Every time I replay this game, I am surprised to find that there are little things that I missed before, some of which are HUGE clues as to what is to come. In an effort to keep the first part of this article spoiler-free, I won’t mention just what those clues were yet (see below the spoiler alert for spoilers). As I began my fourth playthrough, I assumed I’d seen and heard (the voice acting and music is top-notch!) all Rapture had to offer, yet I’ve found myself happening upon small spaces (literally in the case of Arcadia and the Farmer’s Market) with goodies inside that I hadn’t found before. Speaking of the Farmer’s Market, one of my favorite easter eggs was a sign above one of the food stands advertising it as “Richard’s Cheese”. It’s a testament to the writing genius that even a fairly direct reference to a modern day crooner doesn’t feel out of place.
Having already earned 100% completion, I have been able to enjoy the scenery and the story rather than trying to find that last audio diary. See below for a short video of my journey back into Rapture. It’s my favorite part of the game: Fort Frolic and working with Sander Cohen. Chances are you’ll find yourself surprised at how great the game still looks and chuckling at the madness that is Sander Cohen.

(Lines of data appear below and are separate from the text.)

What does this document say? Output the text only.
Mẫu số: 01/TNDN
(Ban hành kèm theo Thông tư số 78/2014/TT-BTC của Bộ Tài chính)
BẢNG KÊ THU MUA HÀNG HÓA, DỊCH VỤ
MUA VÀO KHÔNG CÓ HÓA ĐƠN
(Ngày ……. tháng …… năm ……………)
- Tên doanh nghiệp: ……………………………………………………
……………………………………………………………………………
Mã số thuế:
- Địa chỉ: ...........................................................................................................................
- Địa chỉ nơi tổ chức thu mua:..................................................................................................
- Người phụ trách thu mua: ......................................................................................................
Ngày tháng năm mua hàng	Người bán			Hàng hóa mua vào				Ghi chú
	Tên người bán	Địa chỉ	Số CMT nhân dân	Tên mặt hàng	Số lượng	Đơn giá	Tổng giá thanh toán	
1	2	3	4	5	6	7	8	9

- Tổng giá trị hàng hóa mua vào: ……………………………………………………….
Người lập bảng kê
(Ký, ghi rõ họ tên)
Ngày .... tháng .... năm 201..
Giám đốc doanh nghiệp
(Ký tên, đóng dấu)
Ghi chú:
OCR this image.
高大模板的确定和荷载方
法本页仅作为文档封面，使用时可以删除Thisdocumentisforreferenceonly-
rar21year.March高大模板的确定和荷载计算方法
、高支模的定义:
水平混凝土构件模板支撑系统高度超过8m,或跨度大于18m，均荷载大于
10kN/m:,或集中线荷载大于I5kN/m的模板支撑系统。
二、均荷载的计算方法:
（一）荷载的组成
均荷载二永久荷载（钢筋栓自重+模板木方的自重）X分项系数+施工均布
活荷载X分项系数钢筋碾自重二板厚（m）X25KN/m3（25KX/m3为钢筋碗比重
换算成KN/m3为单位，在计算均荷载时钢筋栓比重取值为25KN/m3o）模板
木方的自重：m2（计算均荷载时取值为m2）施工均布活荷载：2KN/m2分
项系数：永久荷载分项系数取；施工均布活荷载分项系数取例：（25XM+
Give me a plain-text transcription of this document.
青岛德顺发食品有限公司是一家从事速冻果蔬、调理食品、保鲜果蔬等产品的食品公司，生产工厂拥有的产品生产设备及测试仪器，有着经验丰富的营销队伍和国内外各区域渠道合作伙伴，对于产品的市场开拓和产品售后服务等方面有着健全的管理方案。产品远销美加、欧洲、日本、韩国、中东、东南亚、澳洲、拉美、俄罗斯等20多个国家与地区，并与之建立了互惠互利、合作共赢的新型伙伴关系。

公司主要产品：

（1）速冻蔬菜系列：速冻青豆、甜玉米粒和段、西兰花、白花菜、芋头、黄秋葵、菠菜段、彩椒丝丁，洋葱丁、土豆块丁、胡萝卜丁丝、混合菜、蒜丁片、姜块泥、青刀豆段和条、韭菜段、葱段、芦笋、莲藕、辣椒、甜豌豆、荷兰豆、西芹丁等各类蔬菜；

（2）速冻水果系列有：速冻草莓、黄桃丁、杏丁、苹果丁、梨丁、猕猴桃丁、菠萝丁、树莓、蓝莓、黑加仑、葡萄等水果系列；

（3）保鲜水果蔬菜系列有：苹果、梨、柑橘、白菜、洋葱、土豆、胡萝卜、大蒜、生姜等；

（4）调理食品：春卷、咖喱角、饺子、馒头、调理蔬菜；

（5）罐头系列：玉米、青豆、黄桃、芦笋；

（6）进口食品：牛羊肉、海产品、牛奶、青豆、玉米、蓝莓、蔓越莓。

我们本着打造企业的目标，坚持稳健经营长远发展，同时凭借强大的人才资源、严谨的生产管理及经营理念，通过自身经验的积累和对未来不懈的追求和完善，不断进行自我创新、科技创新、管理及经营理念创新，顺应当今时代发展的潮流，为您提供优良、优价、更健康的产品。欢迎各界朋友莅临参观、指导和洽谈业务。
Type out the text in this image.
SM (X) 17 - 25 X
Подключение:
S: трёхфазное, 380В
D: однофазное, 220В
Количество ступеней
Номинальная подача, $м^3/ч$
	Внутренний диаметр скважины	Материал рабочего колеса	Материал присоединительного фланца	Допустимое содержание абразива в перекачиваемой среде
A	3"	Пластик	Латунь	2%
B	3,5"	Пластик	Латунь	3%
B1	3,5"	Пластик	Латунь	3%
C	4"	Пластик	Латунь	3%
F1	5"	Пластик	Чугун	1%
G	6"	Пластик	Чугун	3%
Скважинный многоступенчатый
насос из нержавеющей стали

So, does BioShock hold up years later?
Have you played the game yet? If not then stop right here. No really. Stop. Why are you still reading? YOU ARE GOING TO HAVE THE GAME SPOILED IF YOU DON’T STOP RIGHT NOW!
Okay, good. For the rest of you, here’s the spoilery stuff that made this game fantastic.
Even this time I was seeing things that I didn’t remember that could have been huge clues as to Atlas’ true colors if I’d had any inkling that the game had such a good move up its sleeve. I’d seen the “Patrick and Moira” musical poster in Fort Frolic and heard the cryptic babblings of the splicers, but this time around I noticed that it even seemed as though Atlas’ accent fluctuated in and out.
And I maintain that even with the reveals in BioShock 2, BioShock Infinite, and Burial at Sea, none holds a candle to the final meeting with Andrew Ryan at his office. Even on my fourth playthrough it gave me chills. Armin Shimerman‘s performance as Andrew Ryan deserves an award.
The entire game changes after that one moment; the other games waited until the final moments to reveal their twists. BioShock showed you the twist then gave you another few hours of play time to think, and act, on it.